Fabric - Yesteryear’s hottest thing, still warm. Optimised for remote deployment, esp of remote services. Seems to be everywhere, or everywhere that you might be deploying to that cloud thing. However it doesn’t support Python 3, eight years after Python 3 was released, which is suspiciously reactionary behaviour. If it doesn’t move like a corpse and doesn’t quack like a corpse, then by the duck-typing principle… Invoke claims to be the successor.
Luigi is a Python package that helps you build complex pipelines of batch jobs. It handles dependency resolution, workflow management, visualisation, handling failures, command line integration, and much more.
[…] It includes native Python support for running mapreduce jobs in Hadoop, as well as Pig and Jar jobs. It also comes with filesystem abstractions for HDFS and local files that ensures all file system operations are atomic. This is important because it means your data pipeline will not crash in a state containing partial data.
Not so much about facilitating parallelism, as stopping your jobs from clobbering each other.
clip.py comes with a passive-aggressive app name, (+1) is all about wrapping generic python commands in command-line applications easily. If your code is already smart about filesystem dependencies this might be all you need.
is a set of tools to provide lightweight pipelining in Python. In particular, joblib offers:
- transparent disk-caching of the output values and lazy re-evaluation (memoize pattern)
- easy simple parallel computing
- logging and tracing of the execution
Joblib is optimized to be fast and robust in particular on large data and has specific optimizations for numpy arrays. It is BSD-licensed.
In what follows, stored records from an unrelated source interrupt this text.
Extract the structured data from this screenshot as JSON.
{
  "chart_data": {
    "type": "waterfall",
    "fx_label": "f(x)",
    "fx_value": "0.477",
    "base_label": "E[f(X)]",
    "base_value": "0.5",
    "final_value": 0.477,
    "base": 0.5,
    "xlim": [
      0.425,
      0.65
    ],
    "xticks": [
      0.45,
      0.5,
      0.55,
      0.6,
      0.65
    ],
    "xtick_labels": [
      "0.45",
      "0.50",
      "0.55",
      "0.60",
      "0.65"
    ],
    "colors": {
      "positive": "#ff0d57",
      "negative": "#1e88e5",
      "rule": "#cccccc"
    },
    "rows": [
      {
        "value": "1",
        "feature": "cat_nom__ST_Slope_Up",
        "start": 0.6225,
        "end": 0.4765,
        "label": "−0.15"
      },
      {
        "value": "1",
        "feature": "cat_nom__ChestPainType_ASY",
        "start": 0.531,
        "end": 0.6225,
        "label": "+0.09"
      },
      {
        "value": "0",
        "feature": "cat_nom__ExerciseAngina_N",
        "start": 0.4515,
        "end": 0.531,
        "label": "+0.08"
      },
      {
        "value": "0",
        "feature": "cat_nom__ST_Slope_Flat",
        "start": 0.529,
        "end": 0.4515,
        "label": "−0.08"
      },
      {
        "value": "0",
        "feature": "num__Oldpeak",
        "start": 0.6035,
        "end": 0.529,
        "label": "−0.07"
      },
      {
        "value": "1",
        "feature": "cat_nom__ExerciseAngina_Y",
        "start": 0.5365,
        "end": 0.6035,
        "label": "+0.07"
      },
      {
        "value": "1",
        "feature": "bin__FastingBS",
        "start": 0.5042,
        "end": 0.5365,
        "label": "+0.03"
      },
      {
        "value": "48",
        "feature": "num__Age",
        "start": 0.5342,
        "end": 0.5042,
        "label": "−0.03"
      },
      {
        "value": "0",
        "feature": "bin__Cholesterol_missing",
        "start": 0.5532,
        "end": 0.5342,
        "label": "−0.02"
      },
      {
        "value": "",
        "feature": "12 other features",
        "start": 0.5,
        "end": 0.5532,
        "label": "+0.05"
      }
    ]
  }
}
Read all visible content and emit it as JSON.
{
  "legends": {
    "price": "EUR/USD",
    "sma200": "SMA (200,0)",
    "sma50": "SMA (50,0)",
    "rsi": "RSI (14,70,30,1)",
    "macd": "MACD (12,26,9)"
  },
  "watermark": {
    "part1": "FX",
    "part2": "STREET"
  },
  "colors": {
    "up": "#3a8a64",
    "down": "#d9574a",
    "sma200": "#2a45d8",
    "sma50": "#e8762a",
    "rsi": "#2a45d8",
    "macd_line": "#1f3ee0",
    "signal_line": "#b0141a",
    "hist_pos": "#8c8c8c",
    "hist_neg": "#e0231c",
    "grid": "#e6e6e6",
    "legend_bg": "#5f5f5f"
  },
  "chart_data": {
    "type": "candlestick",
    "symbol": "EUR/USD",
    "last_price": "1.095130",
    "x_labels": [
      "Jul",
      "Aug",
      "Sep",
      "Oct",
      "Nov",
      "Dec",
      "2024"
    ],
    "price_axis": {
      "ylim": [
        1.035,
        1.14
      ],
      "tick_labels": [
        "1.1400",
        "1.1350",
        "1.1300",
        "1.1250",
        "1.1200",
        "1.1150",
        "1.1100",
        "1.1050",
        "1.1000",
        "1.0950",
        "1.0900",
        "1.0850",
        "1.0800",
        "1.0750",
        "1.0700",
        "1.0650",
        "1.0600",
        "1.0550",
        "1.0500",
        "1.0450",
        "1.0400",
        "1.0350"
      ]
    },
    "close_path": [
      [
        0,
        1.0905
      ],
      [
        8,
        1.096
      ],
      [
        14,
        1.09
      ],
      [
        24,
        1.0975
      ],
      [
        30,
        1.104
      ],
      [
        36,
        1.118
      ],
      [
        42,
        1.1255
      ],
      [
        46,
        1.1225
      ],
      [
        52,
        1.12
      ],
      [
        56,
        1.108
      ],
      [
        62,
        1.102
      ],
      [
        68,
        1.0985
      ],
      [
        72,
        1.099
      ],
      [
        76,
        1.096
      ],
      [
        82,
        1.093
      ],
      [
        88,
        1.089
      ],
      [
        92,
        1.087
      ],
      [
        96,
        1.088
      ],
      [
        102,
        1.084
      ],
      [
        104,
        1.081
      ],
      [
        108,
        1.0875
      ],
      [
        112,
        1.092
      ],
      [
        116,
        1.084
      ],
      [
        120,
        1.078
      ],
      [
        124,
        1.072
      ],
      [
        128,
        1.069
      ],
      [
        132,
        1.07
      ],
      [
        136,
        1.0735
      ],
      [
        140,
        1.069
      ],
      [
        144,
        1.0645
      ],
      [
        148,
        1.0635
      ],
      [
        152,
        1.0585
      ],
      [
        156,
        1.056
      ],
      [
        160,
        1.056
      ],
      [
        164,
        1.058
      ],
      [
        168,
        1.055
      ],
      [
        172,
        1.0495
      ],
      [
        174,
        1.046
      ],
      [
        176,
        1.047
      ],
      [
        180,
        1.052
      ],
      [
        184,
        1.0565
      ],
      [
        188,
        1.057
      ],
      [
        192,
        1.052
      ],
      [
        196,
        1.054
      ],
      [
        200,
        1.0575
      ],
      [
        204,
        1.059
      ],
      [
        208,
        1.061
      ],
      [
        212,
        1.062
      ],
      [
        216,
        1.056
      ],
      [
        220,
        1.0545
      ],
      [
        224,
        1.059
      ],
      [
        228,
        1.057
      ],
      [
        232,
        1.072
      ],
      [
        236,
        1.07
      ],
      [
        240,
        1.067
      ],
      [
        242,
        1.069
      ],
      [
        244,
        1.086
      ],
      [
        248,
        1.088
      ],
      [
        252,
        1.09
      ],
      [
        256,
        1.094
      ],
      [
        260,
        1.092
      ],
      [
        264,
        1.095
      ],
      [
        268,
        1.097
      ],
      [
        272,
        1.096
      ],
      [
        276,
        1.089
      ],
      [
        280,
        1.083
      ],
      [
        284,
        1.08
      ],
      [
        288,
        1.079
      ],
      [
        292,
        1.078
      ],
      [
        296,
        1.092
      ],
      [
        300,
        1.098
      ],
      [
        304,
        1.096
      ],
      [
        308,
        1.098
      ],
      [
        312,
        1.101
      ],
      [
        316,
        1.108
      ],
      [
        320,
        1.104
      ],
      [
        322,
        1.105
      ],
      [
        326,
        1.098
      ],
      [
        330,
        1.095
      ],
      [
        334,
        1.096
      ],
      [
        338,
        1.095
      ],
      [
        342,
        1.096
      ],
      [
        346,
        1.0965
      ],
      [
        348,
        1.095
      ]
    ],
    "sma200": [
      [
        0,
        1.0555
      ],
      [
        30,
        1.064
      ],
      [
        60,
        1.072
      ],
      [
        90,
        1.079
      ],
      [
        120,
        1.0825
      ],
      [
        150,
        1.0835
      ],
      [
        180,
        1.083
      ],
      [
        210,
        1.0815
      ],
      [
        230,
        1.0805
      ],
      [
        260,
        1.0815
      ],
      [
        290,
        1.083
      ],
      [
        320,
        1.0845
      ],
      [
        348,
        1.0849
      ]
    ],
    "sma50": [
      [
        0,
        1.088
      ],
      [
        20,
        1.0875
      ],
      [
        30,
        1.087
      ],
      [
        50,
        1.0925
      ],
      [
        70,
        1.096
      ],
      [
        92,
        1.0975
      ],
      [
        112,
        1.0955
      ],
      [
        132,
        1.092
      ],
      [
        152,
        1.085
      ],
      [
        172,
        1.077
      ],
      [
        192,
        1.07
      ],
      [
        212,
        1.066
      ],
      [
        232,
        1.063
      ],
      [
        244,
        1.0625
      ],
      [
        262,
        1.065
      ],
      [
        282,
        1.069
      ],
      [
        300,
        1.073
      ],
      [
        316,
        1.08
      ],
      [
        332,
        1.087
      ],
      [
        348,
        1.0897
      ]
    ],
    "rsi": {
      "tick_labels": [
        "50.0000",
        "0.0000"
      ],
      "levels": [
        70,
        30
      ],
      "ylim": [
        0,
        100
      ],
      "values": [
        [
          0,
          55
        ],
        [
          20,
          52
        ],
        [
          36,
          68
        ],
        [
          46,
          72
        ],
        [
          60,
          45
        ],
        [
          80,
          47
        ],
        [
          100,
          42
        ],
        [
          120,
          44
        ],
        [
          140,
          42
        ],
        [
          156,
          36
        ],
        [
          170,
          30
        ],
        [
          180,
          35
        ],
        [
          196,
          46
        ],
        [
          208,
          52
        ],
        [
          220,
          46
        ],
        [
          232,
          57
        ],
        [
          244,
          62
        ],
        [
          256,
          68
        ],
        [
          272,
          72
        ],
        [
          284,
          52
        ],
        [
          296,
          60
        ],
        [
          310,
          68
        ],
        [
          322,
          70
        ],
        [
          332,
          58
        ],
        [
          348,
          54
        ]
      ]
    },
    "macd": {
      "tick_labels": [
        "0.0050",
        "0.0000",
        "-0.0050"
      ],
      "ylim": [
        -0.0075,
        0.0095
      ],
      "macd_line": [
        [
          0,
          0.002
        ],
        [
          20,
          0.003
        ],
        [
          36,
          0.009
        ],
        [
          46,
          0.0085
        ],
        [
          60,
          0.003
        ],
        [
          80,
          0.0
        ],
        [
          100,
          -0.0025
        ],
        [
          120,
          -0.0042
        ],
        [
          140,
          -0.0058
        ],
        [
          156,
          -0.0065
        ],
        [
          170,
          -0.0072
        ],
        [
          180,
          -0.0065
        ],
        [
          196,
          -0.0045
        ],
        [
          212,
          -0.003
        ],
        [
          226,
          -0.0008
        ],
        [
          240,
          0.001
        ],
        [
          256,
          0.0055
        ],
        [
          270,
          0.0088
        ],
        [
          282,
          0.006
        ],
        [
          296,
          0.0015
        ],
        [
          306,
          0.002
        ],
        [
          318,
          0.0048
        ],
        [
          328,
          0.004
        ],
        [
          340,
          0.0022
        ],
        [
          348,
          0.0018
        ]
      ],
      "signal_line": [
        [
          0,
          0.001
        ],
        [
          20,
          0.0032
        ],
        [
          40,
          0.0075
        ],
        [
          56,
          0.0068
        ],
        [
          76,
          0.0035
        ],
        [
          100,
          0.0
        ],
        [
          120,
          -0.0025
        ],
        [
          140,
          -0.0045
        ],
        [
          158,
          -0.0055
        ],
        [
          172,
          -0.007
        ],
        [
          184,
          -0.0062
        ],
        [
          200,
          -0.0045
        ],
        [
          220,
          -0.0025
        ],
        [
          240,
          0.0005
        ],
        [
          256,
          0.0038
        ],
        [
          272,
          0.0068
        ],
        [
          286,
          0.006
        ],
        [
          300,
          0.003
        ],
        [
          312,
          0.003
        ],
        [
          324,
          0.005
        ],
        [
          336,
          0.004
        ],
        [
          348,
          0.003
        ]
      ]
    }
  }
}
Sumatra is almost entirely about step 2, and in particular, tracking and reproducing simulation or analysis parameters for sciency types.
Drake “Drake is similar to GNU Make, but designed especially for data workflow management. It has HDFS support, allows multiple inputs and outputs, and includes a host of features designed to help you bring sanity to your otherwise chaotic data processing workflows.” Built in Clojure, but designed for command-line stuff.
pachyderm “is a data lake that offers complete version control for data and leverages the container ecosystem to provide reproducible data processing.”
That is, it is a cloudimificated build/pipeline tool with data versioning baked in. For the curious, it uses Kubernetes to manage container deployments, which rather presumes you are happy to rent out servers from someone.
spark isn’t a build tool, but its parallelisation features do overlap.
pants… “is a build system for Java, Scala and Python. It works particularly well for a source code repository that contains many distinct projects.” Backed by twitter and foursquare. USP list:
- Builds Java, Scala, and Python.
- Adding support for new languages is straightforward.
- Supports code generation: thrift, protocol buffers, custom code generators.
- Resolves external JVM and Python dependencies.
- Runs tests.
- Scales to large repos with many interdependent modules.
- Designed for incremental builds.
bazel… is the open source cousin of google internal build too. You need this one for building Tensorflow and probably some Android stuff.
gradle … is some java-ish build tool
Ruffus is about setting up your simulation and automation pipelines, especially for science.
Paver - had a nice syntax for building stuff, including python extensions, but seems to have been untouched for dangerously long.
Scons is a make replacement that is itself damn old, and despite its aspirations to remedy the problems with make, AFAICT, not actually that much easier to use. Oriented toward compiling stuff.
Make. The original, and still the default. For connoisseurs of fragile whitespace handling.